Disability Advocates of Kent County is committed to Protecting Your Privacy:
We care about your personal and medical privacy. The information we collect about you is kept private. We are required to give you notice of our privacy practice. Only people who have both the need and the legal right may see your protected health information (PHI). Except for the purposes described below, we will use and disclose PHI only with your written permission. Phone numbers and SMS content collected will not be shared with any third party or affiliates for marketing purposes.
You may revoke such permission at any time by writing to our Privacy Officer.
- Treatment - Determining Eligibility and Providing Services: We may disclose medical information about you in order to coordinate services for you. This includes any personnel involved in providing your medical treatment, and with your written permission, to a family member or close friend involved in your medical care.
- Payment – Billing or Funding: We may use and disclose information about you so the services you receive can be properly billed or charged, if applicable.
- Operations – Recording and Reporting: We may need to use and disclose demographic/medical information about you for reporting requirements.
- As Required by Law: We will release information about you when we are required by law. Examples would include search warrants, court orders, subpoenas, governmental and accreditation audits, data breach notification, disaster relief to avert a serious threat to health or safety, or if you are an inmate of a correctional institution or under the custody of a law enforcement official and your PHI is necessary for health care or to protect health and safety.
- With Your Permission: We may use and disclose your protected health information (PHI) if you sign a release of information or its equivalent. You have the right to change your mind and revoke your permission at any time in writing. Please keep in mind that revoking your permission may impact Disability Advocates of Kent County’s ability to coordinate services on your behalf.
Your Privacy Rights
You have the following rights regarding the protected health information (PHI) we have about you:
- Right to Inspect and Copy: You have a right to inspect and copy PHI that may be used to make decisions about your care or payment for your care. To inspect and copy PHI, you must make your request in writing to Disability Advocates. We have up to 30 days to make your PHI available to you, and we may charge you a reasonable fee for these costs.
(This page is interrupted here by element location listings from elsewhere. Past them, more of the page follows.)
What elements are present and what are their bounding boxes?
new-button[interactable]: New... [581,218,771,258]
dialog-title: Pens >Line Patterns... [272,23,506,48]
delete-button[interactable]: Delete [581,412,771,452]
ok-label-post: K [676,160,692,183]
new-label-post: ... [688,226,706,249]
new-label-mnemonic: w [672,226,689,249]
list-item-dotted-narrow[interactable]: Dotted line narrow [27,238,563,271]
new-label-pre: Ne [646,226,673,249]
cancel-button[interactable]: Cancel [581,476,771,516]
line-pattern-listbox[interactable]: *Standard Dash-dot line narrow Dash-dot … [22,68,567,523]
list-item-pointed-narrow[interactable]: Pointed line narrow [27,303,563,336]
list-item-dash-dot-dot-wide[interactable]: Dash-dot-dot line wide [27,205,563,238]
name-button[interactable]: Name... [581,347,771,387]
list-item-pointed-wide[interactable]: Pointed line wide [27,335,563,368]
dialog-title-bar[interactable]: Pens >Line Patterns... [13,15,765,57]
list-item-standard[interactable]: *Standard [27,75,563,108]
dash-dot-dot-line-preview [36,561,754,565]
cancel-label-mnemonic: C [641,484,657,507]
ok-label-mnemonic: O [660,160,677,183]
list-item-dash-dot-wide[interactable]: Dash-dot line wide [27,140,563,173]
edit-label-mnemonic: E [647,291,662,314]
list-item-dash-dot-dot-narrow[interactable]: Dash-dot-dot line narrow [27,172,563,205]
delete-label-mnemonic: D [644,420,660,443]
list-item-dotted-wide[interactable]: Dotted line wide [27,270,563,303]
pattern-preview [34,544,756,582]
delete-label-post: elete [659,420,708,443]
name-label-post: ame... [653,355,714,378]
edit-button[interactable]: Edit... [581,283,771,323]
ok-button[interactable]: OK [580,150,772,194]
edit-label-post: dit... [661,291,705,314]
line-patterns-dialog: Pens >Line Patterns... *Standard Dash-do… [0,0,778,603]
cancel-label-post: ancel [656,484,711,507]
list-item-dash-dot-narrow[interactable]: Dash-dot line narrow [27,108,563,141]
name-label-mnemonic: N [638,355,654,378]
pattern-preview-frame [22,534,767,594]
- Right to Get Notice of A Breach: You have the right to be notified upon a breach of any of your unsecured PHI.
- Right to Amend: You may ask us to change your protected health information (PHI) if you feel that there is a mistake. We can deny your request for certain reasons, but we must give a written reason if we deny the amendment.
- Right to a List of Disclosures: You have the right to ask for a disclosure list regarding your protected health information (PHI). This list will not include when the information was disclosed for reporting requirements or to you or your authorized representative.
- Right to Request Restrictions on the Use or Disclosure of Your Information: You have the right to ask for limits on how your information is used or disclosed. We will do our best to honor your request. We are not required to agree to such requests. If we agree, we will comply with your request unless the information is needed to provide you with emergency treatment.
- Right to Request Confidential Communications: You have the right to ask that we share information with you in a certain way or in a certain place. We may leave a message on your answering machine or work voicemail unless you request in writing that we do not.
How to Use Your Privacy Rights
Your request or concern must be provided to Disability Advocates of Kent County in writing. We will help you prepare your written request if help is needed.
Please forward any complaints or requests for documentation to:
Privacy Officer
Disability Advocates of Kent County
160 68th St SW ste 125
Grand Rapids, MI 49548-7144
(616) 949-1100
You may also file a complaint with the Secretary of the Department of Health and Human Services.
You will not be penalized for filing a complaint. Disability Advocates of Kent County reserves the right to revise this notice. A revised notice will be effective for medical information we already have about you as well as any information we may receive in the future. We are required by law to comply with whatever notice is currently in effect. Any changes to our notice will be published on our website: www.dakc.us
You have the right to request a new copy of our notice of privacy at any time.